Portekizlilerin kurduğu kilise sarayın bahçesinde. Eski Kale’nin avlusu hediyelik eşya satıcılarının pazarı olmuş. Hemen yanında Mucizeler Evi olarak adlandırılan görkemli bir yapı var. Tören sarayı olarak yapılmış. Zanzibar’da elektriği ve asansörü olan ilk bina olduğu için “Mucizeler Evi” denmiş.

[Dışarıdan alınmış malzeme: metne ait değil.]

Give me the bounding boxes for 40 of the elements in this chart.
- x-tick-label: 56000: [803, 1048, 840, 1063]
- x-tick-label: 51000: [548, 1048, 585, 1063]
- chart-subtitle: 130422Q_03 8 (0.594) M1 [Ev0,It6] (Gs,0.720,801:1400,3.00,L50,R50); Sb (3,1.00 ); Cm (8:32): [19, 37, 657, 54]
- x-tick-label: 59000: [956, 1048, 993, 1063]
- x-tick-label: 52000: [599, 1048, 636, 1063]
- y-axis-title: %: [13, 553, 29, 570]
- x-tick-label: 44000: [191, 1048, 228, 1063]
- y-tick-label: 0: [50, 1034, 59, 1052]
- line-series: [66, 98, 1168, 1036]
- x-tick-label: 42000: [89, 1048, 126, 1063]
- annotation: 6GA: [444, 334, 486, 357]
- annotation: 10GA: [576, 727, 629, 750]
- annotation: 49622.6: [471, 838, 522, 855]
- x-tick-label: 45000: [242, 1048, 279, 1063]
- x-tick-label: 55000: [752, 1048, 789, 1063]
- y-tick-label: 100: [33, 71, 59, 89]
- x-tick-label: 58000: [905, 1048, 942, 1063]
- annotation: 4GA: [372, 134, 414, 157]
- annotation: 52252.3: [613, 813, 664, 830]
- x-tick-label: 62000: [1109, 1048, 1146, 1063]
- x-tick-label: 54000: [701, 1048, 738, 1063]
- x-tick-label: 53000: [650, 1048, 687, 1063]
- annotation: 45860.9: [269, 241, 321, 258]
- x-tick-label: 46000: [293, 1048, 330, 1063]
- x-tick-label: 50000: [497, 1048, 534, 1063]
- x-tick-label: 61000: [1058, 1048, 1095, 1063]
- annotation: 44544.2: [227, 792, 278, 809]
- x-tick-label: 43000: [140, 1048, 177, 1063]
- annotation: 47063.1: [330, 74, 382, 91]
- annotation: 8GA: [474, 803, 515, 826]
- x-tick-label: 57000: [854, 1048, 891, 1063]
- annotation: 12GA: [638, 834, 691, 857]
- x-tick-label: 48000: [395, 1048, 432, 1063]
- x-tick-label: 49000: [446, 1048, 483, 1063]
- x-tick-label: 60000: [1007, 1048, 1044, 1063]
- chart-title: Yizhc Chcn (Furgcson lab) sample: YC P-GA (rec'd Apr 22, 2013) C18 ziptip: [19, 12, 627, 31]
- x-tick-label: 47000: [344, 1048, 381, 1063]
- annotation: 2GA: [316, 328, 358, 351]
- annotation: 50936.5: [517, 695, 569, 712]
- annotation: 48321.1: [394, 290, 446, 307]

Kapalı bir pazar yeri var. Bir bölümünde her türlü sebze, baharat ve Hint fıstığı (kaju) satılıyor diğer bölümde ise okyanus balıkları ve et satılıyor ama sıcakla birleşen kan kokusu rahatsız edici. Hemen yakınında “İzmir Eczanesi” ve kapısında Türk bayrakları asılı bir Türk lokantası gördük.
KAVSAR’IN OKULU
Daracık sokaklarda dolaşırken çocuklardan koro halinde yükselen Arapça sesler duyduk. Bir okulun açık pencerelerinden geliyordu sesler. Ziyaret etmek istedim. Pantolon ve uzun kollu bluzum olduğu halde başım açık olduğu için içeri almadılar. Bir süre dil döktükten sonra, içerden genç bir kadın elinde 2-3 metrelik bir örtüyle geldi, beni bir güzel sarıp sarmaladı ve okulu gezdirdi. 24 yaşındaki Kavsar, bu okuldan mezun olmuş ve şimdi orada çocuklara gönüllü eğitmenlik yapıp bir anlamda minnet borcunu ödüyor. Çok konuşkan, sempatik ve görevini zevkle yaptığı belli olan Kavsar ile önce okulda kız ve erkek çocuklarının bir arada olduğu tek sınıf olan ana okulu sınıfına girdik. Sonra kız-erkek sınıfları ayrılıyor. Küçük sınıflarda öğrenciler yerde, büyük sınıflarda ise sıralarda oturuyorlardı. Sınıflar çok kalabalıktı. Öğretmenlerin ellerinde kızılcıktan mıdır bilemedim ince uzun sopalar vardı. Aileler çok düşük ücret ödeyerek çocuklarını bu okula gönderiyormuş, hiç ödeme gücü olmayan ailelerin yardımına ise okul aile birliği ve sponsorlar koşuyormuş. Kavsar da yardımla okumuştu. Tanzanya Birleşik Cumhuriyet’ini oluşturan protokolde savunma, dışişleri ve mali işler yer alırken devletin en önemli görevlerinden biri olan eğitim dışarıda kalmış. Yani Zanzibar’daki yarı otonom yönetim adadaki eğitimin tek yetkilisi. Temel eğitim 10 yıl ve zorunlu. Seküler devlet okullarına giden öğrenciler de medreseye gidiyor.
KÖLE TİCARETİ
Zanzibar’da köle ticareti1873 yılında yasaklanmış ama kaçak yollardan bir süre daha devam etmiş. Yasaklanana kadar yılda yaklaşık 50 bin köle, esir pazarında satılırmış. Zulu savaşı sonrası köle ticareti patlamış. “Köle Müzesi” bu tarihi öğrenmek için gezilmeli. İngiliz Kilisesi 1879 yılında eski esir pazarının yerinde açılmış. Müze hemen yan tarafında. Bahçede bir çukurun içinde zincire vurulmuş köleleri temsil eden heykeller yaşanan acıların simgesi. Müze binasının alt katında kölelerin pazarda satılana kadar üst üste ve korkunç şartlarda tutulduğu kadınlar ve erkekler için ayrı küçücük iki zindan odası var. Şaşırmadık ama köle ticareti yasaklandıktan sonra dahi Fransa’nın Reunion ve Mauritius adalarında şeker kamışı üretiminde kullanmak üzere Zanzibar’dan kaçak yollardan köle aldığını öğreniyoruz.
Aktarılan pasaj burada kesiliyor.